Laser ablation: a better solution for microelectronic coating removal.
In technical terms, laser ablation is the precise removal of protective coatings and is very well suited for high production quantities where volume and quality must be maintained. With “selective” laser ablation, individual coating layers can be removed. The depth of material removal can be highly controlled, allowing for single micron depth of coating removal. Additionally, with laser ablation, the primary method of material removal is vaporization, resulting in minimal residue on the product.
Damage to under layers or substrates is typically not an issue using laser ablation since this proven micromanufacturing solution leaves the surfaces of conducting core material undamaged and without post process marks and defects (i.e.; cracks that result in material degradation, etc.). Another benefit to laser ablation is the precision coating removal to form spot, line shaped or two-dimensional geometry patterns.
Laser Light Technologies specializes in the ablation of a wide variety of microelectronic coating materials used in applications for electrostimulation devices, avionics, life sciences and countless other areas. This even includes parylene may be a challenge for other companies using traditional coating removal processes. With the precision thinking solutions at Laser Light, and our laser ablation capabilities and experience, we can deliver 100% parylene-free areas without underlying structure damage (even when ablating very small, precise and intricate shapes).
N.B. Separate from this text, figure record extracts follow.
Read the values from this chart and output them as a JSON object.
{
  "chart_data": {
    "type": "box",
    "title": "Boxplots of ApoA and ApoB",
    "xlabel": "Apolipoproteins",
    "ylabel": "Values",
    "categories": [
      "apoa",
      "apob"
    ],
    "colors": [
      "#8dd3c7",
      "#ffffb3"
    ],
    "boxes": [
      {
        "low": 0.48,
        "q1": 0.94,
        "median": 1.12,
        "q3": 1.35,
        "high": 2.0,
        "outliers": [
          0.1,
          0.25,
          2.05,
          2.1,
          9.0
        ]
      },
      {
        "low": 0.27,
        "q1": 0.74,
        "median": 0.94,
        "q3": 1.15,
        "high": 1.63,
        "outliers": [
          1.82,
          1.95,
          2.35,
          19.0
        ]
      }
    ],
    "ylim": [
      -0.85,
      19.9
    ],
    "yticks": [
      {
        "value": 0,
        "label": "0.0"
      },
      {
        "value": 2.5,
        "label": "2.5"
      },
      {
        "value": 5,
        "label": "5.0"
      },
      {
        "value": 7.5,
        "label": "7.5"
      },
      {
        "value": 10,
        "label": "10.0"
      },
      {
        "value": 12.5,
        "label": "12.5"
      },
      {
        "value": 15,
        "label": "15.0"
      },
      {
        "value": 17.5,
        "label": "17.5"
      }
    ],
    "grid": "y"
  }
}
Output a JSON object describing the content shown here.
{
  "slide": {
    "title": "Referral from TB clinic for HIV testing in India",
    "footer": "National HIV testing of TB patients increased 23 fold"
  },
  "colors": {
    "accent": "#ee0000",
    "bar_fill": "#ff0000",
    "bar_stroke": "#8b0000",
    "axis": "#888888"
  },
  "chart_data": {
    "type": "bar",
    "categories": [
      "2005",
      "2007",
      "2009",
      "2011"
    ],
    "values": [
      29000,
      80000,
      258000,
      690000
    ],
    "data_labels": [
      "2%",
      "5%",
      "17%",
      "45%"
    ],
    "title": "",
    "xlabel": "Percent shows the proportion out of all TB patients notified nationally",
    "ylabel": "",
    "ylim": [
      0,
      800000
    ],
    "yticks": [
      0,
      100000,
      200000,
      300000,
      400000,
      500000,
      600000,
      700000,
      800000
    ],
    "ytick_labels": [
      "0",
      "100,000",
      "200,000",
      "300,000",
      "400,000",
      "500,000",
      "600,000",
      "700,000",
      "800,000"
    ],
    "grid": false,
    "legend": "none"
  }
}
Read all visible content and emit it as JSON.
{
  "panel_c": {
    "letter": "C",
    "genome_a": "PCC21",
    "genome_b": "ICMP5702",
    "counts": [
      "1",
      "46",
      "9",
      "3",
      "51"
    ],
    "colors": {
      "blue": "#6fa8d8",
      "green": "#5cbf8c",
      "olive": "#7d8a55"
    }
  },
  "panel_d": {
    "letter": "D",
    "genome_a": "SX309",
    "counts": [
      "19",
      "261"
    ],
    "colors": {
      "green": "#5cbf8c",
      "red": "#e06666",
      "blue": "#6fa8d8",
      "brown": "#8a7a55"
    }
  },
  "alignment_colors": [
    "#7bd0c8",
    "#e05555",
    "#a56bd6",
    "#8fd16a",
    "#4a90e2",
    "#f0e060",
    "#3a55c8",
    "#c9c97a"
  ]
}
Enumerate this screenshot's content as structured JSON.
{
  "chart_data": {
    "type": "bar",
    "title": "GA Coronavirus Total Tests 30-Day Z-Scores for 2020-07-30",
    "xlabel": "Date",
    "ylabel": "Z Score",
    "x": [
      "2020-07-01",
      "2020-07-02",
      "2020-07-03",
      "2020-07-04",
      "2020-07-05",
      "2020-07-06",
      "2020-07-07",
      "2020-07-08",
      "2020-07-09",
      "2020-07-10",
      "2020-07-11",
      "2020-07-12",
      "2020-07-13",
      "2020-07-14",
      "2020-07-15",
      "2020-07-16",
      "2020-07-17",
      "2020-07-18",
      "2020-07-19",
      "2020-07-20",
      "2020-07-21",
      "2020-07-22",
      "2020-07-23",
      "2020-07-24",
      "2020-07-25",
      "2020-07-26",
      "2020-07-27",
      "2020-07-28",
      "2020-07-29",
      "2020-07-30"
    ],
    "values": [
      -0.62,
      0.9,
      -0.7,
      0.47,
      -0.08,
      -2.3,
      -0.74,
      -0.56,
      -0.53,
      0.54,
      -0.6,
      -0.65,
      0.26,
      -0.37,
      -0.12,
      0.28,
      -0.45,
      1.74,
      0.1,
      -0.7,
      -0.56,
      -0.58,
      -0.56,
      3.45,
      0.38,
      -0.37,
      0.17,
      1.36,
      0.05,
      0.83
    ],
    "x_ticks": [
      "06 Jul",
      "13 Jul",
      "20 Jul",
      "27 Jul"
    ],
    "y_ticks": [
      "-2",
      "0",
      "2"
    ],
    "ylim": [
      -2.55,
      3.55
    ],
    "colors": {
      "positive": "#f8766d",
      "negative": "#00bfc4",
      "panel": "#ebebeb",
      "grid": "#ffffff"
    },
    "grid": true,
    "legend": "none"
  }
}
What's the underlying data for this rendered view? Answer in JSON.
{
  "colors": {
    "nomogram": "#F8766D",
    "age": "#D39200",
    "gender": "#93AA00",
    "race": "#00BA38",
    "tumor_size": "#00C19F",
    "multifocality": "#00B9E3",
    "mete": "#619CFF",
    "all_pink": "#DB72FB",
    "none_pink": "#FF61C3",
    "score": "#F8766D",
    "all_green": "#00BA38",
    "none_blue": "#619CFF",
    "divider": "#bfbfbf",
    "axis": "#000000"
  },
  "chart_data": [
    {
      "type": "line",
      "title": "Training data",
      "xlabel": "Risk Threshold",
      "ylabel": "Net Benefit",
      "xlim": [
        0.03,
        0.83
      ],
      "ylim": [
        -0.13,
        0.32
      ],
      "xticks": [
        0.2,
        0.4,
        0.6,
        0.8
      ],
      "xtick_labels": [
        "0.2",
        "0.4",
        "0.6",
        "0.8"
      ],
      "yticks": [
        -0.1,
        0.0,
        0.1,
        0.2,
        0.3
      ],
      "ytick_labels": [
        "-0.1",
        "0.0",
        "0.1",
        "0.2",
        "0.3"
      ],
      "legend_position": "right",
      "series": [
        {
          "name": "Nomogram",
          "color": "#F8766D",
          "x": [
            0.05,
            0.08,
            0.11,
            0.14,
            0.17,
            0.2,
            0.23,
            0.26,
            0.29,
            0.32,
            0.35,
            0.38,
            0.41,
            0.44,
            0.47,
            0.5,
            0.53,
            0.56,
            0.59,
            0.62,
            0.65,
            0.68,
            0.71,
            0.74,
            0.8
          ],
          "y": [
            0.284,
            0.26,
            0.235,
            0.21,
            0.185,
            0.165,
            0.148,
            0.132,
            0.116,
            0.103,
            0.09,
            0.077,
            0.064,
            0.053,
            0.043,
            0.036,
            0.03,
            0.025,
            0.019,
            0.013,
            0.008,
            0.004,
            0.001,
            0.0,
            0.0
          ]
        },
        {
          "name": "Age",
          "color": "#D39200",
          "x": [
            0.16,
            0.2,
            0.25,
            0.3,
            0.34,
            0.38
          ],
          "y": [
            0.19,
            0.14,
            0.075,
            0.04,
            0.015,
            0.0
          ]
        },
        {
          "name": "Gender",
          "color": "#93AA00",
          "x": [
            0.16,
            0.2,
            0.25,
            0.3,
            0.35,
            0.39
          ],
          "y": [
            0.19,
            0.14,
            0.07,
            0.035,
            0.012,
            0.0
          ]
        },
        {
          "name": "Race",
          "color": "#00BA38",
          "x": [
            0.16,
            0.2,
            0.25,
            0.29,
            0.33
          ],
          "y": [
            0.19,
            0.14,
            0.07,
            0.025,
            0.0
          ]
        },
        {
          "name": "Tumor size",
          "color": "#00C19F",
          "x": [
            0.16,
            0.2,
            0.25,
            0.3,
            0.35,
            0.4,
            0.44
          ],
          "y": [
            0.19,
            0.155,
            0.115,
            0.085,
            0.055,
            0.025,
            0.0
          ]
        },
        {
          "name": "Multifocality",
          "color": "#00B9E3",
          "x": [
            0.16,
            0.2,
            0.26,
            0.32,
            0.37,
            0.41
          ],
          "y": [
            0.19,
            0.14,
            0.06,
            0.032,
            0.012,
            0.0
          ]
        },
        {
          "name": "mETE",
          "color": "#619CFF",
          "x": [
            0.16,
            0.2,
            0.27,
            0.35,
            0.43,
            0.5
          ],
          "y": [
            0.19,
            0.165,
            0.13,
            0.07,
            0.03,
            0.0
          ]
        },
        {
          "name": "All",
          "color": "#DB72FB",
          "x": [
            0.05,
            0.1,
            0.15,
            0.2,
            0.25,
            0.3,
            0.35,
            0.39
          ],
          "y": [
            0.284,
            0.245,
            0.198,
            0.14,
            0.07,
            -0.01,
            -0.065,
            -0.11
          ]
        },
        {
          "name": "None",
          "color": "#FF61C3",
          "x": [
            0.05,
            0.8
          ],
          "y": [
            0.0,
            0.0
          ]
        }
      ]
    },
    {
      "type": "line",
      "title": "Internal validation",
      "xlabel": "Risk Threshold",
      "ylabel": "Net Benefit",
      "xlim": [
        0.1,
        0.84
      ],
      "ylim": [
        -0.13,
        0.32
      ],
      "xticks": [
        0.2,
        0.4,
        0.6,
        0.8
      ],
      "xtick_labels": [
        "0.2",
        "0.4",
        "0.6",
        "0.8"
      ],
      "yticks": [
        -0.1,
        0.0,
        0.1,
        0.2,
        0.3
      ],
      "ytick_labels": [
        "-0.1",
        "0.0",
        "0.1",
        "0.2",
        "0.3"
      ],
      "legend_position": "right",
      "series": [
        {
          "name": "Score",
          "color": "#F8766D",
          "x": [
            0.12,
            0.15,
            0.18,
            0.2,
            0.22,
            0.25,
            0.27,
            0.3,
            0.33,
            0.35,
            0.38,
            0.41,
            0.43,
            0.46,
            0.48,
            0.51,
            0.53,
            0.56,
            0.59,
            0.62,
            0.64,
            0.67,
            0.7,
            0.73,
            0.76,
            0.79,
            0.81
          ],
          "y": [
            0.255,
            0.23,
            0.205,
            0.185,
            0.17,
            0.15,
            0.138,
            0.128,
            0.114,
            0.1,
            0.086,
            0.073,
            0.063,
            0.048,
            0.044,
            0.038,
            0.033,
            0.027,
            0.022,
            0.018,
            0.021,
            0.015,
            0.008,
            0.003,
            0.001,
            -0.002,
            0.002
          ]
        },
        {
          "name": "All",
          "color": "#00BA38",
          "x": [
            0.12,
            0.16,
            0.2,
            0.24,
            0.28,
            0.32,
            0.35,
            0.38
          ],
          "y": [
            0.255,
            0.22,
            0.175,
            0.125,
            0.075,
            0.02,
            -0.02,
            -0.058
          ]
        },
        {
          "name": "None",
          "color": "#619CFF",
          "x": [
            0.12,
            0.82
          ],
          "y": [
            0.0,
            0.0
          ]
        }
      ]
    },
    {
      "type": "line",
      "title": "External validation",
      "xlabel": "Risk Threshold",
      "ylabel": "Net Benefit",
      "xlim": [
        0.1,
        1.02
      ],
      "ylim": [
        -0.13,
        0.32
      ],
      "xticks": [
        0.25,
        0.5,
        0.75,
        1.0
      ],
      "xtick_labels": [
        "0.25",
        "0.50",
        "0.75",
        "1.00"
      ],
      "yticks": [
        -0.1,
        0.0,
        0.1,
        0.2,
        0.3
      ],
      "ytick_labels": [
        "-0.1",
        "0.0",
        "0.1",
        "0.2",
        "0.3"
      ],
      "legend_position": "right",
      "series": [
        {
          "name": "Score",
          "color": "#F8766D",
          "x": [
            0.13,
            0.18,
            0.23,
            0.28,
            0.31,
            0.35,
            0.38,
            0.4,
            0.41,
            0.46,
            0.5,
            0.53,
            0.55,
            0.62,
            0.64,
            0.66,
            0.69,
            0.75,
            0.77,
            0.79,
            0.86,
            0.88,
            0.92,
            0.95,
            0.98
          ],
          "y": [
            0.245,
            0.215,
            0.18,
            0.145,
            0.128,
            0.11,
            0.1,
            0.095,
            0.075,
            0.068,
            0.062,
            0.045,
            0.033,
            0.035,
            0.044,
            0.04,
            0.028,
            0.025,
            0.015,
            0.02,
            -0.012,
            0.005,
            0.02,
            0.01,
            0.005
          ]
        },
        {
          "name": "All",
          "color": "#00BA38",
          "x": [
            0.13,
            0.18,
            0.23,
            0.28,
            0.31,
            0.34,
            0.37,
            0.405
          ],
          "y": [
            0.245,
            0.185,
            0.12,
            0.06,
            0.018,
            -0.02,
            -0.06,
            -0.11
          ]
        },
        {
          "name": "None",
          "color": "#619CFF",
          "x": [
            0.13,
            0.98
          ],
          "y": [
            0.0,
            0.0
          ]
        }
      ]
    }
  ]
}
We have over 30 years of proven industry experience in all aspects of laser micromanufacturing and apply our knowledge base and experience daily to microelectronic coating removal (as well as micro cutting and drilling). These parts are on a micro scale in size and must be mass produced quickly and with unmatched precision (compared to other processes).
Our team of engineers work with each client to determine their exact laser ablation needs and requirements. From there we can determine the most advanced laser system technology to use at our facility. This consultative process ensures that each project uses the most effective laser wavelength, pulse energy, and number of pulses for optimal and efficient removal of the coating surface area – all without any detrimental impact to the properties of the underlying material.
At Laser Light, we are constantly implementing new micromanufacturing ablation process methods that are above and beyond conventional solutions in regards to precision, speed and production output. Plus, our laser-based coating removal is RoHS compliant since it avoids the use of acidic/caustic solutions which require extreme handling and disposal care that is typical with chemical processes.
That’s the Laser Light difference in the field of laser ablation for microelectronic coatings. Now imagine what we can do for the success of your project.